Some days on a road trip, the trip itself is the highlight. You relax, take your time, and savor the sights along the way. Day 11 of our Johannesburg to Cape Town road trip, The Hectic Route, where we Karoo-sed through the desert, was one of those days.
Today, we're going to shut up and let the pictures do the talking (…but still included some captions so you know what the pictures are about).
"Downtown" Nieu Bethesda. Note the warm clothes. It was 6 degrees Celcius this morning!
Nieu Bethesda has perhaps the highest number of artist per capita in the country because it's such an inspiringly funky place and it's in the middle of nowhere so it keeps you focused.
Nieu Bethesda's Honesty Shop is open 24/7 because they trust you'll leave money for what you take.
Windmills everywhere around Nieu Bethesda and the Karoo.
The world's most broken down garage sale?
So many funky facades in town. I mean, there are only like 50 buildings in the whole town, so there aren't that many… but they're all funky.
Not sure why the distances are in miles. Either it's an old sign, or they get a lot of American tourists here.
8:30-9:40: Local Artisanal Platter from Two Goats and a Deli
No, we didn't have beers at 8:30 in the morning. The microbrewery (which we went to yesterday) also has a deli, so we came for breakfast.
Platter of locally-made cheeses, jams, pickles, and bread from Two Goats and a Deli. 70 rands each, including refills if you ask nicely. Highly recommended!
The peacock would make a fitting mascot for Nieu Bethesda — colorful, weird, impractical, and attractive.
9:40-12:00: Driving from Nieu Bethesda to Willowmore
Cape Town isn't the only place with a Table Mountain.
Off Nieu Bethesda's gravel and back onto paved roads, but still in the middle of the desert.
12:00-13:11: Pit Stop in Willowmore and Sophie's Choice
"Where the wind blows – Karoo"
Apparently the desert does weird things to your head. First Nieu Bethesda and now Willowmore is full of strange decorations that might give nightmares to people with too much imagination.
Kim had the quiche of the day, which came with plenty of veggies on the side. Yum.
13:11-15:52: Driving to and Through Meiringspoort Pass
The Meiringspoort Pass cuts narrowly through these mountains. A group of photographers we met in Nieu Bethesda told us we had to go through the pass, so we did…
The whole, windy 10 km through Meiringspoort pass is flanked by incredibly colored and formed sheer rock faces.
Even huge transport trucks look tiny compared to the cliff walls in the pass.
You have to stay alert because there's no way of seeing what's around each corner.
Some geologist needs to explain to us how the rock layers end up like this, going in all sorts of crazy directions.
Towards the Prince Albert end of the pass, we got out for a five minute walk to the Meiringspoort Waterfall.
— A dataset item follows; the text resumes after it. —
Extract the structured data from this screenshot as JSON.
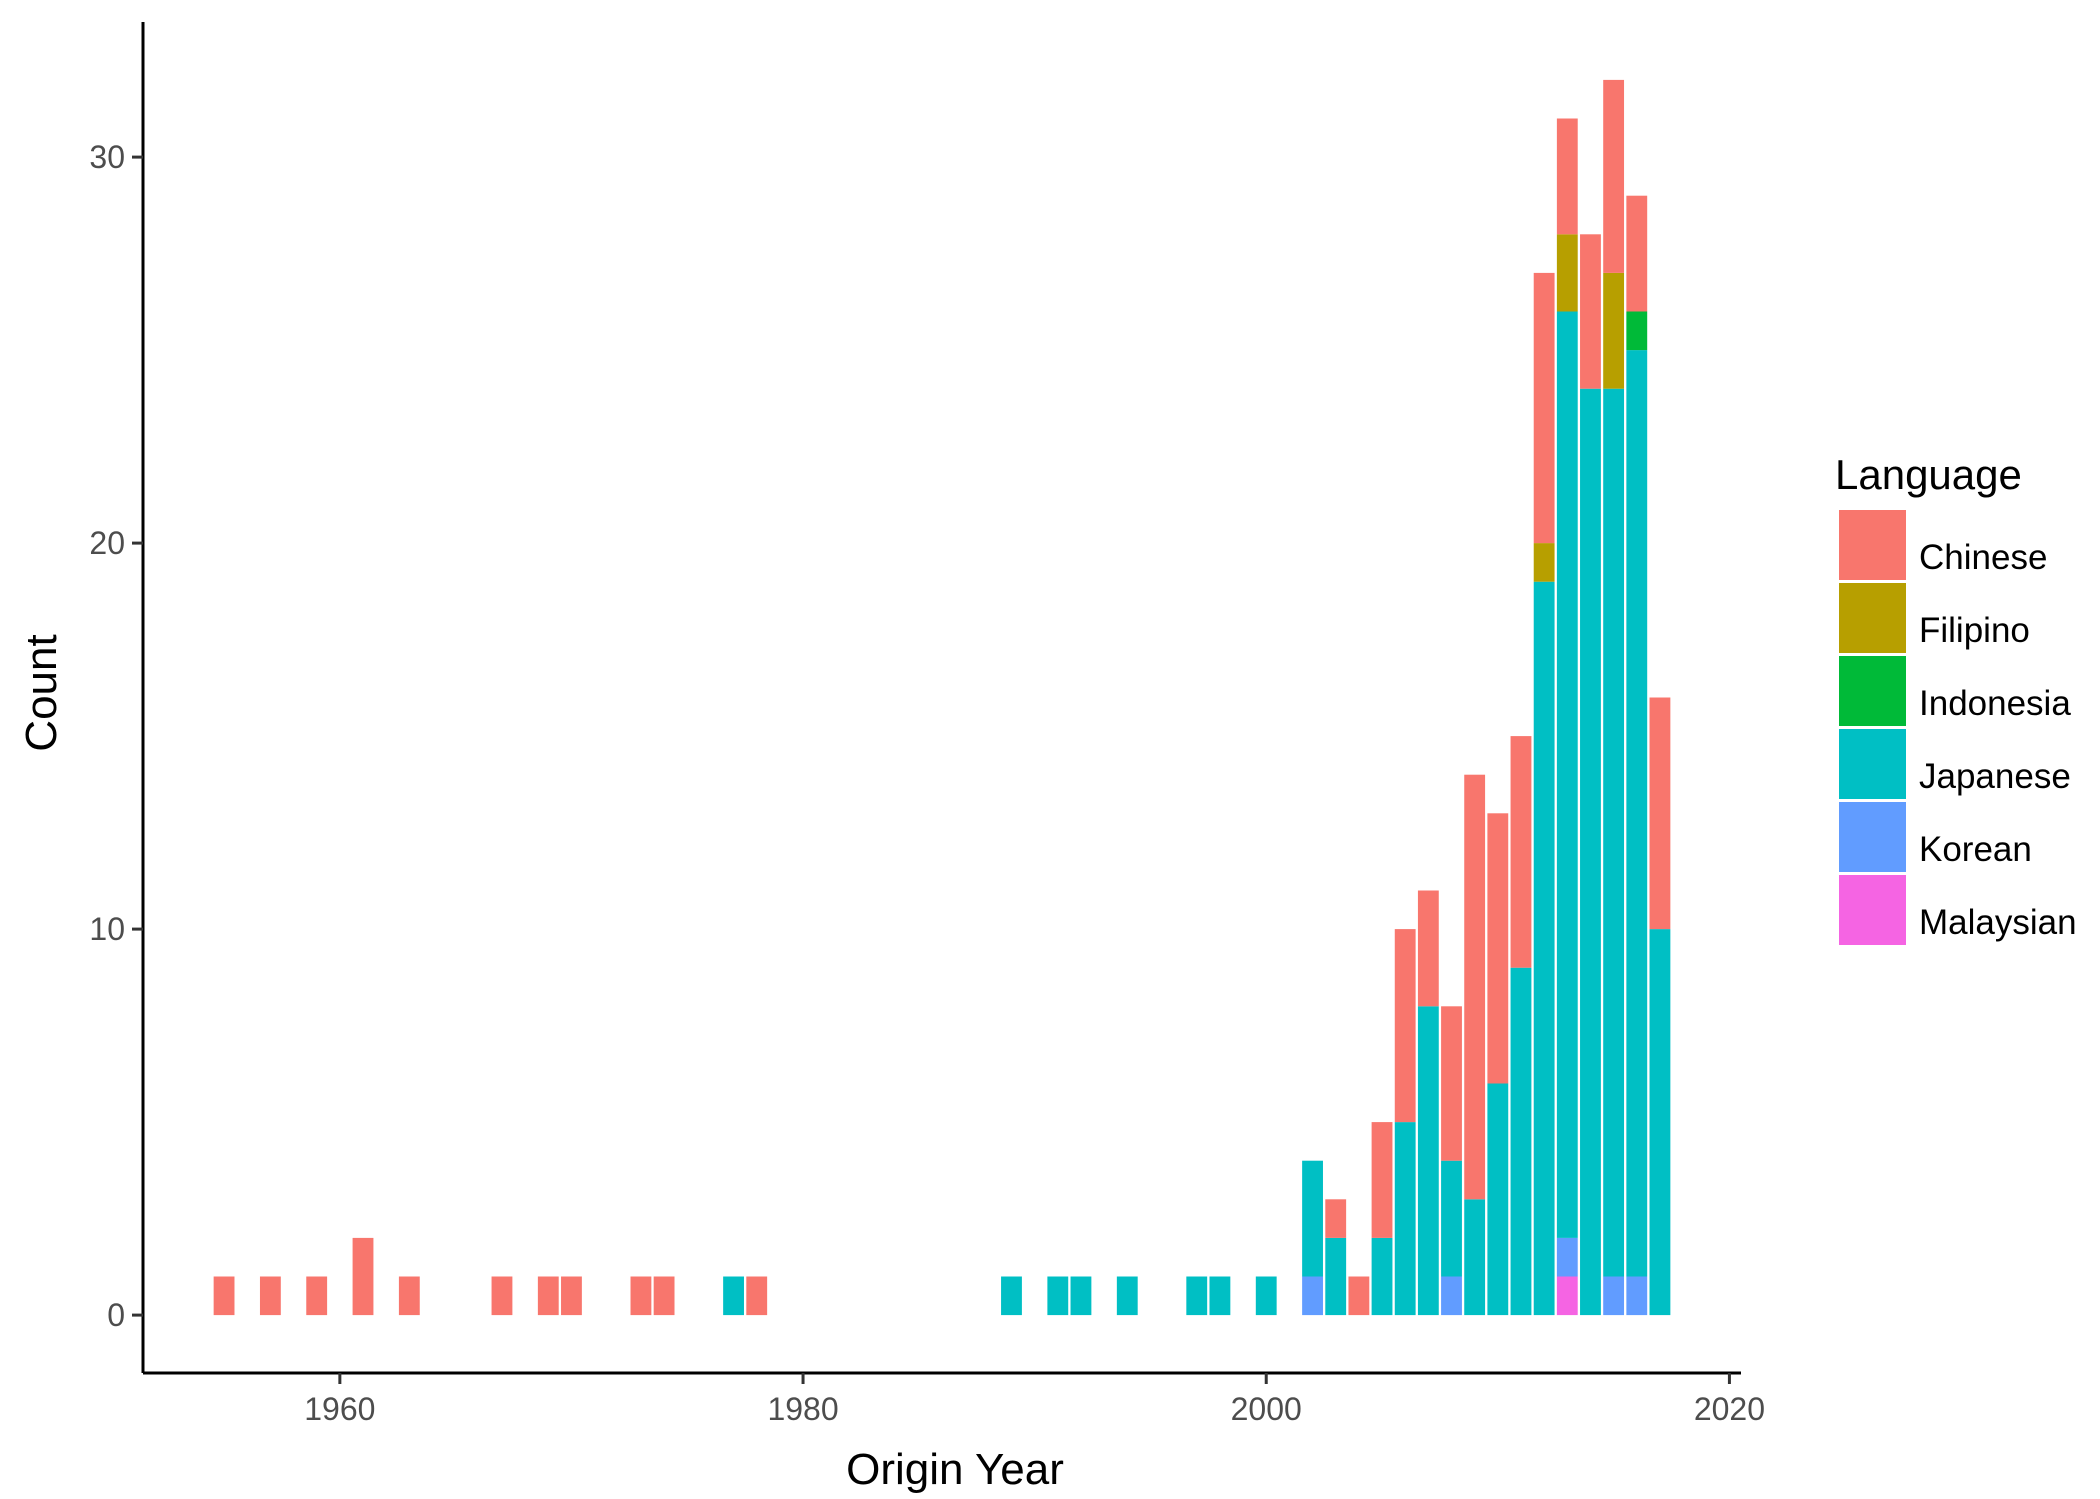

Too bad it was too chilly to go for a dip.
By the waterfall we saw a rock hyrax, or "dassie" as it's called in South Africa, on guard, protecting its litter of 6 pups.
Out of the pass and approaching our destination of Prince Albert.
15:52-19:15: Hanging Out in Prince Albert
Nieu Bethesda, where we were this morning, is the sibling that drops out of school and moves to some random place to become a struggling artist. Prince Albert, where we ended the day, is the more "mature" older sibling who went to art school and got a decent job working for a museum.
The barn at Gay's Guernsey, with the mountains the Meiringspoort pass cuts through behind it.